A "Hands Off" Approach To Open Defecators With iPhones

I'm fascinated by diplomatic euphemisms.  "Open defecators" is the newest one to me, a term referring to "pooping in public," a practice which apparently remains stubbornly common in some parts of the world, and which is a major public health hazard because of the impact on drinking water. I read about it just now in THIS New York Post article, and was intrigued by many of the collateral revelations, including:
1.   "Attempts to improve sanitation among the poorest have long focused on building latrines, but the United Nations says that money literally went down the toilet. Attitudes, not infrastructure, need to change, it said. 'In all honesty the results have been abysmal,' said Rolf Luyendijk, a statistician at the U.N.’s children’s fund UNICEF. 'There are so many latrines that have been abandoned, or were not used, or got used as storage sheds. We may think it’s a good idea but if people are not convinced that it’s a good idea to use a latrine, they have an extra room.'"

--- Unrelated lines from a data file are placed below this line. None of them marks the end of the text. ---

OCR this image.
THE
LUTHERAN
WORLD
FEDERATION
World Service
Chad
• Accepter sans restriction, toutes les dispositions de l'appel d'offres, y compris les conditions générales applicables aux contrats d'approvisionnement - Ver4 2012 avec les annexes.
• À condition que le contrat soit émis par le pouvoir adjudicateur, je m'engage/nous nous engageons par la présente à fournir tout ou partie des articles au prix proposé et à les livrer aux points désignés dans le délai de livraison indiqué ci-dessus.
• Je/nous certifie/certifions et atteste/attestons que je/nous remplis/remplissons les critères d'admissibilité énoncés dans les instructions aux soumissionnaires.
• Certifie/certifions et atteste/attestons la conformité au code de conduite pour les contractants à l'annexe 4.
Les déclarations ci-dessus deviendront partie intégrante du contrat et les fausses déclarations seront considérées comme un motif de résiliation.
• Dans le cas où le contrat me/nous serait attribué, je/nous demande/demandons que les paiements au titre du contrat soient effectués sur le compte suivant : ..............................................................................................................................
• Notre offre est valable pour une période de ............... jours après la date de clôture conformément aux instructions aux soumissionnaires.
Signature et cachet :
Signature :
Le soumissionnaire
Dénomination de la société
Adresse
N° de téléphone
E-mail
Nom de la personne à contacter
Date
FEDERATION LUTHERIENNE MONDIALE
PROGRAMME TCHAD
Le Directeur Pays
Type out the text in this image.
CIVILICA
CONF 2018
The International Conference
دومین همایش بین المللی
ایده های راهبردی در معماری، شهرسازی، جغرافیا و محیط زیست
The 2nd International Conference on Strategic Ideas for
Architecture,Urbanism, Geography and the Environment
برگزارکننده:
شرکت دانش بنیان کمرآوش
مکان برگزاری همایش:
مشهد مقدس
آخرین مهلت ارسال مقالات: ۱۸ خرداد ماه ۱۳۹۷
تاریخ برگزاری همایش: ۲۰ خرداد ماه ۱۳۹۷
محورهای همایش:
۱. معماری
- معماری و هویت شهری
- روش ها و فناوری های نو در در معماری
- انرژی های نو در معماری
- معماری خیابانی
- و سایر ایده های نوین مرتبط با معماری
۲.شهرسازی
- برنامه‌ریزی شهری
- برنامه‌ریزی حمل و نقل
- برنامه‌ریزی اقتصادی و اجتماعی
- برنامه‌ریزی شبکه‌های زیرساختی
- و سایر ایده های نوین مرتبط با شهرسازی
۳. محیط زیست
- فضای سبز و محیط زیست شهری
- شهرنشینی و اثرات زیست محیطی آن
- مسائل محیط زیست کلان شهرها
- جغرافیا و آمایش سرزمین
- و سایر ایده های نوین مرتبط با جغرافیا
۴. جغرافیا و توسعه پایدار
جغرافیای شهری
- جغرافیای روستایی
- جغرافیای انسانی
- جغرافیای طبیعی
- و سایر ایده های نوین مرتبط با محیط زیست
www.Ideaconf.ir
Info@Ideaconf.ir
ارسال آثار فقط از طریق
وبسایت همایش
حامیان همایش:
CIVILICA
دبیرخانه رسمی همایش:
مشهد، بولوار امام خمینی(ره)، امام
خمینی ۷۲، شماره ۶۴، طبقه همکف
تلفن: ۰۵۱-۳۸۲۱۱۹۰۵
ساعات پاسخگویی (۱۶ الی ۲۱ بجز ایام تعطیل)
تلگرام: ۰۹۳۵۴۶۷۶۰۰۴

2.  "Many countries have made great progress in tackling open defecation, with Vietnam and Bangladesh – where more than one in three people relieved themselves in the open in 1990 – virtually stamping out the practice entirely by 2012."

3.  "The country with the largest number of public defecators is India, which has 600 million. India’s relatively 'hands off' approach has long been at odds with the more successful strategy of neighbouring Bangladesh."

4.   “'What is shocking in India is this picture of someone practising open defecation and in the other hand having a mobile phone,' said Maria Neira, director of Public Health at the WHO."